Contrairement à certaines théories fumeuses selon lesquelles les changements climatiques proviennent principalement des activités humaines débouchant sur des phénomènes tels que l’ Effet de Serre, la Cosmologie et la Géoscience permettent aujourd’hui de comprendre que la Terre-Mère a connu par le passé plusieurs Cycles de Glaciation qui ne proviennent pas essentiellement des activités humaines! Ces changements climatiques font partie de la Logique cosmique de Régénération cyclique de la Terre-Mère tous les 2250 ans environ!

Du point de vue écosystémique, il faut faire remarquer que la Biocénose (c’est-à-dire l’ensemble des êtres vivants et leurs interactions) d’un Terroir peut être sérieusement perturbée sur le moyen et sur le long terme non seulement à cause des changements climatiques, mais aussi à cause de l’introduction (non-humaine ou humaine) de certaines nouvelles espèces animales ou végétales qui peuvent entraver sérieusement le cycles de reproduction d’autres espèces déjà existantes dans un Terroir. En effet, la mobilité des Animaux de la Faune débouche non seulement sur la dissémination des espèces animales dans des aires plus étendues, mais aussi sur l’interaction de ces espèces animales avec une flore qui leur était préalablement étrangère et à laquelle elles doivent s’adapter. Il n’est pas rare de constater que certaines espèces animales commencent à développer certaines pathologies inédites à la suite de leur interaction avec de nouvelles espèces végétales dans leur nouvel espace vital. Ces pathologies inédites peuvent décimer totalement certaines espèces animales dans une localité au point où ces espèces animales peuvent être considérées comme des espèces menacées d’extinction ou peuvent même parfois disparaître complètement. Un endroit abritant par exemple la plante ouest-afriacine dénommée « Tsakpé » (Mucuna occidentalis en dénomination scientifique latine) est un habitat inapproprié pour un Lion ( Dzata en Eʋegbe), car cela déclenche chez cette espèce animale des maladies cutanées mortelles pouvant conduire à son extenction totale. Une telle espèce animale menacée dans un tel Terroir en raison de la Flore est interdite d’abattage systématique durant les activités de Chasse. L’abattage « accidentel » d’une telle espèce animale menacée est considéré comme un coup dur et brutal porté à la chance de sa préservation et un coup dur porté à sa chaine de reproduction. Voilà pourquoi la Pratique de la Chasse chez les Eʋe considère qu’une telle atteinte brutale au Cycle de Reproduction d’une espèce animale menacée doit être évitée au maximum.

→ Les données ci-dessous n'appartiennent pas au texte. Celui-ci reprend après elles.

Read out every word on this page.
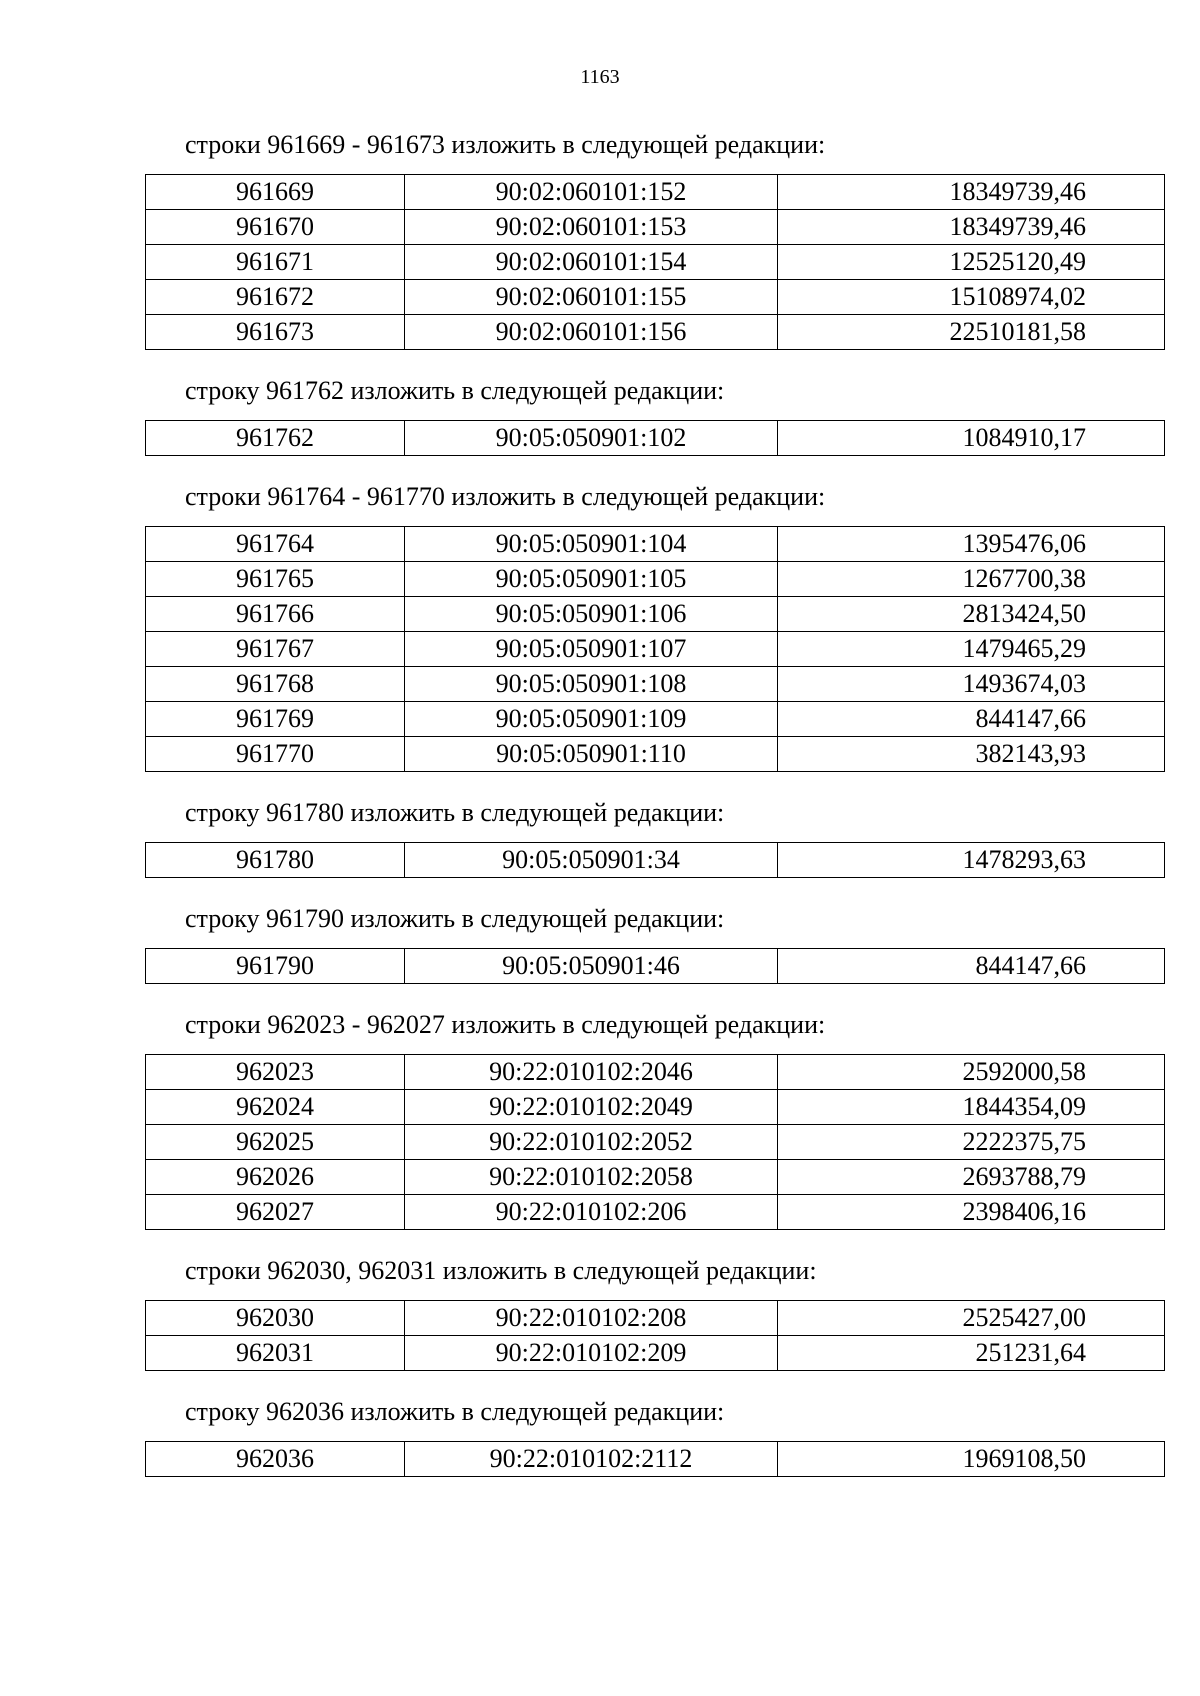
1163
строки 961669 - 961673 изложить в следующей редакции:
961669	90:02:060101:152	18349739,46
961670	90:02:060101:153	18349739,46
961671	90:02:060101:154	12525120,49
961672	90:02:060101:155	15108974,02
961673	90:02:060101:156	22510181,58
строку 961762 изложить в следующей редакции:
961762	90:05:050901:102	1084910,17
строки 961764 - 961770 изложить в следующей редакции:
961764	90:05:050901:104	1395476,06
961765	90:05:050901:105	1267700,38
961766	90:05:050901:106	2813424,50
961767	90:05:050901:107	1479465,29
961768	90:05:050901:108	1493674,03
961769	90:05:050901:109	844147,66
961770	90:05:050901:110	382143,93
строку 961780 изложить в следующей редакции:
961780	90:05:050901:34	1478293,63
строку 961790 изложить в следующей редакции:
961790	90:05:050901:46	844147,66
строки 962023 - 962027 изложить в следующей редакции:
962023	90:22:010102:2046	2592000,58
962024	90:22:010102:2049	1844354,09
962025	90:22:010102:2052	2222375,75
962026	90:22:010102:2058	2693788,79
962027	90:22:010102:206	2398406,16
строки 962030, 962031 изложить в следующей редакции:
962030	90:22:010102:208	2525427,00
962031	90:22:010102:209	251231,64
строку 962036 изложить в следующей редакции:
962036	90:22:010102:2112	1969108,50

Par ailleurs, l’arrivée de certaines espèces animales dans un nouvel espace vital peut, non seulement y introduire des graines de nouvelles espèces végétales à travers leur défécation, mais peut constituer également une grave menace pour certaines espèces végétales de ce nouveau terroir. Ainsi un troupeau d’éléphant qui s’introduit par exemple dans une Savane (Ave hɔlɔɛ en Eʋegbe) y consomme abondamment différentes variétés de plante jusqu’à la transformer complètement en une Savane déboisée (Dzogbe en Eʋegbe) où ne peuvent encore pousser que certaines plantes spécifiques telles que le RônierAgɔti en Eʋegbe) que l’éléphant y introduit en y déféquant ses noix avalées ailleurs. C’est donc dans le souci de préserver certaines espèces végétales de l’extinction irréversible dans un terroir, qu’on passe par la pratique de la chasse pour réduire raisonnablement la population de certaines espèces animales devenues une réelle menace pour certaines plantes médicinales très précieuses, si l’on ne veut pas assister à leur extinction irréversible.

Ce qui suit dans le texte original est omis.